Pour un investisseur qui recherche avant tout une rente locative sûre et une protection de son capital, la majorité des données disponibles invite plutôt à regarder vers le sud de l’île ou vers d’autres marchés méditerranéens (Athènes, îles grecques), où les rendements affichés restent attractifs et les risques juridiques nettement plus faibles.
Conclusion : [Morphou], une opportunité à manier avec une extrême prudence
La ville de [Morphou] concentre des atouts locaux indéniables : une base agricole solide, des projets d’infrastructure soutenus par l’UE, un tissu universitaire, une vie culturelle active et une situation géographique intéressante à l’échelle de l’île. Si l’on ne tenait compte que des fondamentaux économiques, elle pourrait apparaître comme une pépite à découvrir avant les autres.
La solidité d’un investissement immobilier dépend avant tout de la sécurité du droit de propriété et de la reconnaissance officielle du titre de propriété par les autorités judiciaires et étatiques, un critère qui n’est pas garanti dans le nord de Chypre, notamment à Morphou.
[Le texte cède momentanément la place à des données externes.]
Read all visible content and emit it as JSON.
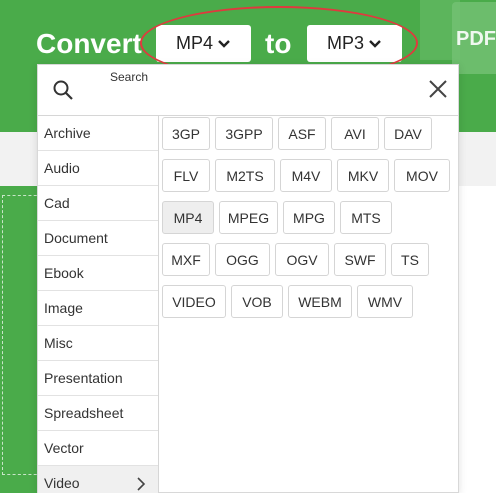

Les statistiques sur la vigueur du marché chypriote au sud, le dynamisme des villes comme Paphos, Limassol ou Larnaca, les rendements élevés observés à Athènes ou dans les îles grecques, montrent qu’il existe dans la région de nombreuses alternatives capables de combiner rendement intéressant et sécurité juridique.
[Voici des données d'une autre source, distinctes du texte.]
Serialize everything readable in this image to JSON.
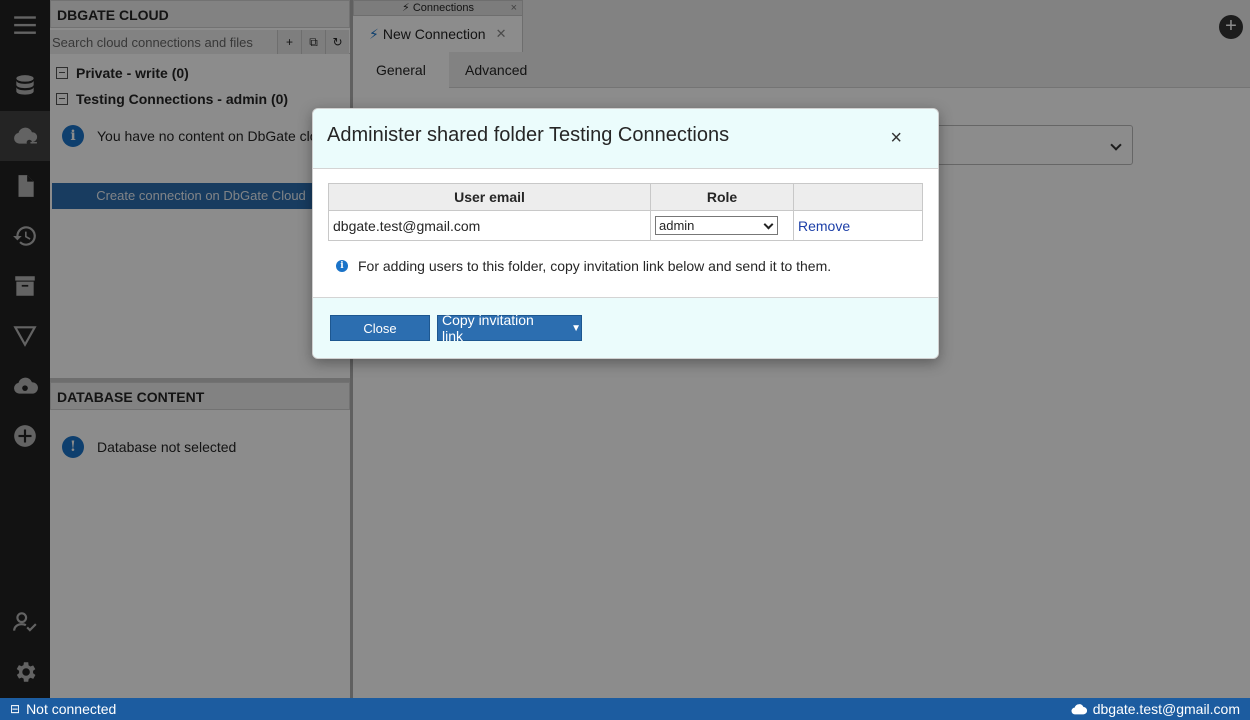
{
  "left_panel": {
    "header": "DBGATE CLOUD",
    "search_placeholder": "Search cloud connections and files",
    "search_buttons": [
      "+",
      "⧉",
      "↻"
    ],
    "folders": [
      {
        "label": "Private - write (0)"
      },
      {
        "label": "Testing Connections - admin (0)"
      }
    ],
    "empty_message": "You have no content on DbGate cloud",
    "create_button": "Create connection on DbGate Cloud",
    "db_header": "DATABASE CONTENT",
    "db_message": "Database not selected"
  },
  "tabs": {
    "group_label": "Connections",
    "active_tab": "New Connection",
    "subtabs": [
      "General",
      "Advanced"
    ],
    "add_button": "+"
  },
  "icons": {
    "menu": "menu-icon",
    "database": "database-icon",
    "cloud": "cloud-key-icon",
    "file": "file-icon",
    "history": "history-icon",
    "archive": "archive-icon",
    "filter": "filter-icon",
    "cloud_search": "cloud-search-icon",
    "plus": "plus-circle-icon",
    "account": "account-check-icon",
    "settings": "gear-icon"
  },
  "modal": {
    "title": "Administer shared folder Testing Connections",
    "close_symbol": "×",
    "columns": [
      "User email",
      "Role",
      ""
    ],
    "rows": [
      {
        "email": "dbgate.test@gmail.com",
        "role": "admin",
        "action": "Remove"
      }
    ],
    "note": "For adding users to this folder, copy invitation link below and send it to them.",
    "close_button": "Close",
    "copy_button": "Copy invitation link"
  },
  "status": {
    "connection": "Not connected",
    "user": "dbgate.test@gmail.com"
  },
  "colors": {
    "accent": "#2c6eb0",
    "statusbar": "#1c5ca0",
    "modal_header": "#ebfcfc"
  }
}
Investir à Morphou présente un prix d’entrée attractif et une rentabilité potentielle liée à l’agriculture et aux universités. Cependant, cette opportunité s’accompagne d’un risque foncier et politique structurellement très élevé. Une telle décision d’investissement nécessite impérativement une expertise juridique indépendante, une compréhension fine de l’historique de la parcelle visée et une forte tolérance au risque, ce qui la rend difficilement justifiable pour un particulier.
Pour qui souhaite exposer une partie de son patrimoine à la croissance chypriote ou à l’essor touristique du bassin méditerranéen, les données disponibles suggèrent que la voie la plus prudente passe encore par les marchés du sud de Chypre ou par la Grèce, plutôt que par les ruelles ensoleillées de [Morphou], aussi attachantes soient‑elles.
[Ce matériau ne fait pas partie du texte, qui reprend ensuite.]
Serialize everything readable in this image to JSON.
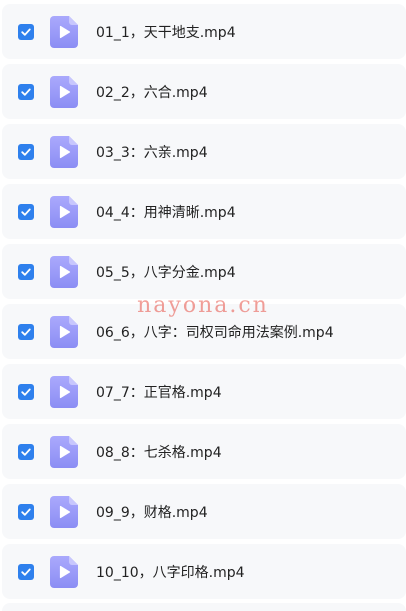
{
  "files": [
    {
      "name": "01_1，天干地支.mp4",
      "checked": true,
      "icon": "video-file-icon"
    },
    {
      "name": "02_2，六合.mp4",
      "checked": true,
      "icon": "video-file-icon"
    },
    {
      "name": "03_3：六亲.mp4",
      "checked": true,
      "icon": "video-file-icon"
    },
    {
      "name": "04_4：用神清晰.mp4",
      "checked": true,
      "icon": "video-file-icon"
    },
    {
      "name": "05_5，八字分金.mp4",
      "checked": true,
      "icon": "video-file-icon"
    },
    {
      "name": "06_6，八字：司权司命用法案例.mp4",
      "checked": true,
      "icon": "video-file-icon"
    },
    {
      "name": "07_7：正官格.mp4",
      "checked": true,
      "icon": "video-file-icon"
    },
    {
      "name": "08_8：七杀格.mp4",
      "checked": true,
      "icon": "video-file-icon"
    },
    {
      "name": "09_9，财格.mp4",
      "checked": true,
      "icon": "video-file-icon"
    },
    {
      "name": "10_10，八字印格.mp4",
      "checked": true,
      "icon": "video-file-icon"
    }
  ],
  "watermark": "nayona.cn",
  "colors": {
    "checkbox": "#2f80ed",
    "icon_top": "#a7a6fb",
    "icon_bottom": "#8c8ef5",
    "row_bg": "#f7f8fa",
    "text": "#222222"
  }
}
Cas pratique : un investisseur français qui diversifie à Chypre du Nord
Un chef d’entreprise français d’environ 50 ans, avec un patrimoine financier déjà bien structuré en Europe, souhaitait diversifier une partie de son capital dans l’immobilier résidentiel à Chypre du Nord pour chercher du rendement locatif et une exposition à un marché méditerranéen en développement. Budget alloué : 300 000 à 450 000 euros, sans recours au crédit.
Après analyse de plusieurs zones (Kyrenia/Girne, Famagouste/Gazi Mağusa, Lefkoşa), la stratégie retenue a consisté à cibler un appartement ou une petite villa en bord de mer ou proche d’une université, combinant rendement locatif brut cible de 8 à 10 % – plus le rendement est grand, plus le risque est important et potentiel de valorisation à moyen terme, avec un ticket global (acquisition + frais + aménagement) d’environ 350 000 euros.
La mission a inclus : sélection de la zone et du programme, vérification du statut foncier, mise en relation avec un réseau local (agent, avocat, fiscaliste), choix de la structure (propriété directe ou société locale) et définition d’un plan de diversification dans le temps.